Argo Workflows

andrew.manning · October 10, 2022, 5:46pm

As we design the Calculation Engine, it is becoming clear that the primary role of the CE is to be a “workflow engine”. We have a set of MUSES modules that calculate some quantities based on inputs, and the outputs may or may not be used as inputs to subsequent modules. Typically this will involve only two modules: an EoS module and a User module that calculates some physical observables based on the EoS generated by the first module. But in general, any DAG (directed acyclic graph) may be desired. Workflow engines are a “solved problem” and there is even a popular solution from the Argo project:

Argo Workflows - The workflow engine for Kubernetes

Argo Workflows is an open source container-native workflow engine for orchestrating parallel jobs on Kubernetes. Argo Workflows is implemented as a Kubernetes CRD (Custom Resource Definition).

Define workflows where each step in the workflow is a container.

Model multi-step workflows as a sequence of tasks or capture the dependencies between tasks using a directed acyclic graph (DAG).

Easily run compute intensive jobs for machine learning or data processing in a fraction of the time using Argo Workflows on Kubernetes.

Run CI/CD pipelines natively on Kubernetes without configuring complex software development products.

This looks amazing and may save us lots of work. One of the questions I immediately have is: Can Argo Workflows integrate remote job execution for portions of the workflow, for example if an EoS module runs on NCSA Delta to utilize GPUs but the subsequent User module runs on our Kubernetes cluster?

We may eventually determine that implementing our own custom workflow engine is the right approach, but we should investigate potential existing solutions first.

@cyberinfrastructure

andrew.manning · October 10, 2022, 9:33pm

We should also research Dask for workflow management:

Start on a laptop, but scale to a cluster, no matter what infrastructure you use. Dask deploys on Kubernetes, cloud, or HPC, and Dask libraries make it easy to use as much or as little compute as you need

ziyuan.z · October 12, 2022, 4:43am

Hi Andrew, the word “scale” appears many times in this Dask website. What does it mean?

andrew.manning · October 12, 2022, 1:51pm

They are describing the ability of the software to run on computing resources across a range of sizes without changing the source code or deployment configuration. This is also what we want for the CE. At the smallest scale, it should run on an individual laptop. At a larger scale, it should run in an HPC environment. In a larger scale than that, it should run on a system like Kubernetes that can dynamically run it across multiple “compute nodes” in parallel.

ziyuan.z · October 12, 2022, 3:53pm

Got it, thanks!!

andrew.manning · October 12, 2022, 7:19pm

At the Software Directorate all hands meeting today, someone presented work that involved the WDL: Workflow Description Language, which I had never heard of before but seems relevant to this topic.

The Workflow Description Language (WDL) is a way to specify data processing workflows with a human-readable and -writeable syntax.
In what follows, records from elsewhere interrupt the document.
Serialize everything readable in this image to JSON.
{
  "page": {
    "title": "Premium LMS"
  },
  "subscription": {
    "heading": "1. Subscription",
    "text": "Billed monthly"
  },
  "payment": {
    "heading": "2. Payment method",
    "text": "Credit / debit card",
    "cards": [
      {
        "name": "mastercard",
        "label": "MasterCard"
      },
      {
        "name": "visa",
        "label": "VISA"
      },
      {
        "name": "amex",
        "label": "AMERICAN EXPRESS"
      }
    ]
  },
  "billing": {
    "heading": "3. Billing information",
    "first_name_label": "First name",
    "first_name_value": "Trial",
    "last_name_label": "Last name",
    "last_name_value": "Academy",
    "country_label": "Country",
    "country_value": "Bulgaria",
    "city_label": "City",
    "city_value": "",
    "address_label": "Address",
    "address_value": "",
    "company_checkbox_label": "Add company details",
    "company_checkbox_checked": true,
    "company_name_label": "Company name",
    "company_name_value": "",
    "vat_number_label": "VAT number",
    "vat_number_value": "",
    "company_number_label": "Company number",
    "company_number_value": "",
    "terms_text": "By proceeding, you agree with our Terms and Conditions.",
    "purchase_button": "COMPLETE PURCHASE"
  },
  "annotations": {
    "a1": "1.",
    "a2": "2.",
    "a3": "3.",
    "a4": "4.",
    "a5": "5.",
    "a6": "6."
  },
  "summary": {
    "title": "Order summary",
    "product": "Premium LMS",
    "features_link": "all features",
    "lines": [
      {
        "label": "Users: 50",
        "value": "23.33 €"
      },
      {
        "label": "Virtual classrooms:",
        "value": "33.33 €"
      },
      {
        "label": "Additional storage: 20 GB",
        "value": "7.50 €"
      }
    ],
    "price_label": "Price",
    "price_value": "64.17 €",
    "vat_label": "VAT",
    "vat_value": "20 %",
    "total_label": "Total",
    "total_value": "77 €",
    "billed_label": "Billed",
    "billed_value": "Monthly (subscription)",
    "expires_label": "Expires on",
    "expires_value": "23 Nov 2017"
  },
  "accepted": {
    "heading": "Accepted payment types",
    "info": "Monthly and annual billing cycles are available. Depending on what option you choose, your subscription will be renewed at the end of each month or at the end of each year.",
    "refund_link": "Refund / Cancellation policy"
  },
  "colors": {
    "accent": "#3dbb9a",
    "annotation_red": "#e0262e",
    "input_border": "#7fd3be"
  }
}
WDL makes it straightforward to define analysis tasks, chain them together in workflows, and parallelize their execution. The language makes common patterns simple to express, while also admitting uncommon or complicated behavior; and strives to achieve portability not only across execution platforms, but also different types of users. Whether one is an analyst, a programmer, an operator of a production system, or any other sort of user, WDL should be accessible and understandable.

rhaas · October 12, 2022, 9:41pm

I suspect I may have brought those up before but just to have it in here as well. There are a good number of workflow engines to choose from. Already for Blue Waters there was a whole series of engines that were presented on: Blue Waters User Portal | Scientific Workflows The interesting ones for us would be:

Parsl (co-developed locally by Dan Katz)
swift/T if we need very low latency
Makeflow
the generic overview Blue Waters User Portal | Overview of Scientific Workflows

Pegasus is too complex for our use (and may have too much latency).

andrew.manning · October 26, 2022, 9:15pm

This article looks remarkably relevant to our current specific vision of how the Calculation Engine will operate:

Parsl: Parallel Scripting in Python

The likelihood of someone else writing a “Provider” for Delta for us is a compelling reason to choose Parsl:

There is a simple LocalProvider for shared memory multiprocessors and a provider for Kubernetes in the cloud. In addition, there are special providers for a host of supercomputers including

Argonne’s Theta and Cooley

ORNL’s Summit

Open Science Grid Condor Clusters

University of Chicago Midway Cluster

TACC’s Frontera

NERSC’s Cori

SDSC’s Comet

NCSA’s Blue Waters

NSCC’s Aspire 1